We wouldn't do it, right? Walk around with sharp steak knives in our pockets? No. Most of us wouldn't.
We don't put them among our bedsheets, either. Not unless we're planning to re-enact one of those scenes from a movie we never should have watched in the first place. No. Most of us wouldn't.
We don't carry sharp steak knives around. It's just not something we do. Steak knives are great in the kitchen. Not so great in our pockets. So many places they don't make sense. So many ways to hurt ourselves.
We tell children, "Don't run with scissors!" Yeah. We keep the scissors in special drawers and try to keep kids from running around with them in their hands. Problem is, scissors and steak knives are bloody useful, if not always useful bloody. That's why kids like scissors. And adults need knives. What to do.
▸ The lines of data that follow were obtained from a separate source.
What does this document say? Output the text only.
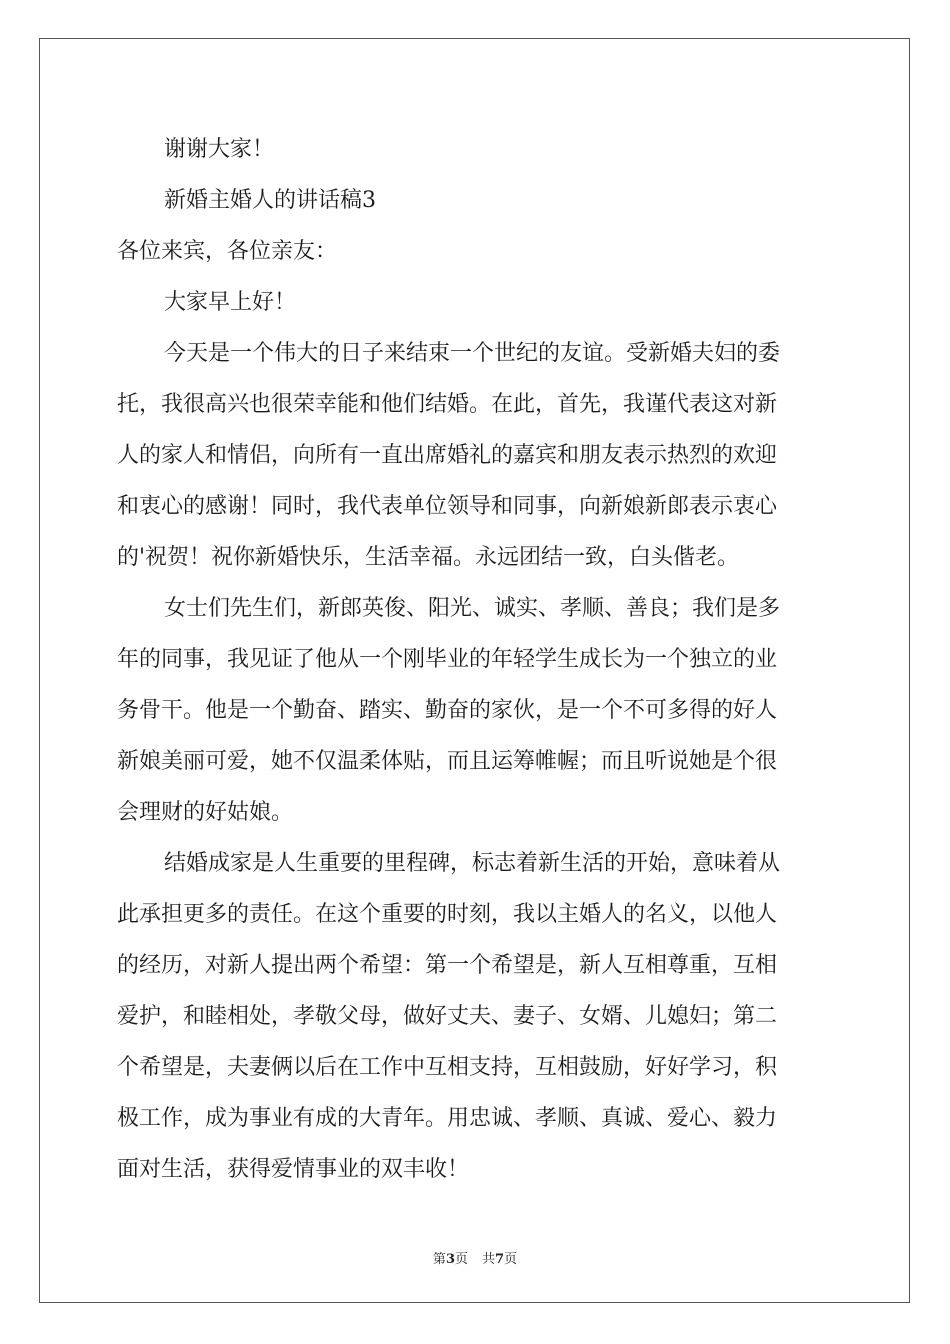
谢谢大家！

新婚主婚人的讲话稿3

各位来宾，各位亲友：

大家早上好！

今天是一个伟大的日子来结束一个世纪的友谊。受新婚夫妇的委

托，我很高兴也很荣幸能和他们结婚。在此，首先，我谨代表这对新

人的家人和情侣，向所有一直出席婚礼的嘉宾和朋友表示热烈的欢迎

和衷心的感谢！同时，我代表单位领导和同事，向新娘新郎表示衷心

的'祝贺！祝你新婚快乐，生活幸福。永远团结一致，白头偕老。

女士们先生们，新郎英俊、阳光、诚实、孝顺、善良；我们是多

年的同事，我见证了他从一个刚毕业的年轻学生成长为一个独立的业

务骨干。他是一个勤奋、踏实、勤奋的家伙，是一个不可多得的好人

新娘美丽可爱，她不仅温柔体贴，而且运筹帷幄；而且听说她是个很

会理财的好姑娘。

结婚成家是人生重要的里程碑，标志着新生活的开始，意味着从

此承担更多的责任。在这个重要的时刻，我以主婚人的名义，以他人

的经历，对新人提出两个希望：第一个希望是，新人互相尊重，互相

爱护，和睦相处，孝敬父母，做好丈夫、妻子、女婿、儿媳妇；第二

个希望是，夫妻俩以后在工作中互相支持，互相鼓励，好好学习，积

极工作，成为事业有成的大青年。用忠诚、孝顺、真诚、爱心、毅力

面对生活，获得爱情事业的双丰收！

第3页 共7页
So we came up with the idea of sheaths for the especially sharp knives. You know... those things that make knives hard to use except for those brief moments when you need them? Yeah. Sharp and dangerous things come with protective wrappings. To keep those blasted things from doing their thing on the wrong things.
If only we had as much wisdom with our phones. We don't just run with them. We do everything with them. More or less. Less, too. We do less, and are less, every day on account of them. We arrive at hell unaware of the road we took to get there. Too busy watching the lit screen to realize the ticket we bought a few miles back.
People are worried about rampant opioid addiction? Opioids? They only taken down 1 out of 100.
Opioids and steak knives have got nothing on the cell phones we carry in our pockets. Those phones? They're not sharp, but they sure are smart. And the people who make them, too. They're smart enough to get rich off our stupefying spiritual poverty.
If we were smarter, we wouldn't be so stupid. And we'd be richer for it.